Tuesday 13 October 2015

Face Charts - Practise

Before applying makeup on any client/model, it is always best to plan out your design on a face chart as this shows an accurate representation of what your model's face will look like after you have finished the makeup. It always helps for when you are working on a client to plan out a face chart look so you can show them what the finished outcome will look like and if they or yourself want to change anything about it. In the makeup industry, especially for fashion makeup artists working on catwalks and runways around the world, quite often this can be all fast paced and there is very limited time to come up with and create a new design idea within the time you are given so to come prepared with either one or sometimes several different looks will come in very useful.

After spending some time with the class looking at colour theory and learning about all the possible colour combinations to create and what works well on the face, we were given a face chart and were told to just come up with any idea we wanted.

I had mixed feelings about this as I had never created a face chart before so I was feeling slightly nervous but I felt a little better after I researched some designs and looked at some different face charts and started to think of some ideas in my head.

I didn't know too much about where my face chart was heading, but I just got my makeup and brushes out and started practising. I used my makeup brushes, MAC warm neutral eyeshadow palette and Kryolan glamour glow essence palette.



I started with the eyebrows so this could give the definition to the face and I used a light brown eyeshadow and an angled brush and gave an arched shape with faded hairs at the front to create the look and effect of an actual eyebrow. Next, I moved on to the eyes and I used a black fine liner to draw a flicked eyeliner wing and then a light brown eyeshadow on the eyelid and then using a small, thin brush dipped in a darker brown eyeshadow, I created a cut crease look. I used a small brush again and put black eyeshadow on the bottom, lower eyelid and then again using the fine liner, I drew small thin lines at the tops and bottoms of the eyelids to give the effect of real eyelashes. Just to give it a bit more detail, I added a blue eyeshadow on to the eye pupil to make it look more realistic.

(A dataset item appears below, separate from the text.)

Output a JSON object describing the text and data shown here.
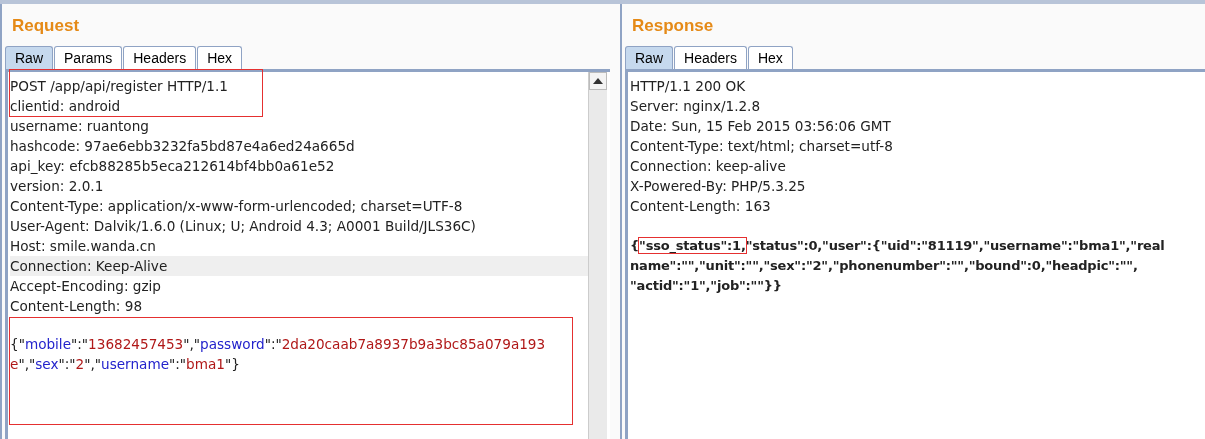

For the face, I used a larger brush and dipped it into a medium brown shade and brushed down the cheekbones to give a contour look to the face. I took a normal drawing pencil and drew the shape and shadow of a nose and then went around this in a brown eyeshadow. I took a lighter brown colour and sweeped it across the face just so the paper didn't look too white compared to the rest of the face. The last step was the lips, I took the fine liner and drew around the lips and also drew some thicker lines on the inside to give the effect of a 'pouted lip'. I then took a medium pink colour and added this.

I am quite happy with how this face chart turned out, considering this is the first one I have ever done and also because we used paper instead of real face charts, so it was harder to blend. I am very excited to keep practising and creating more designs and becoming better at blending on them.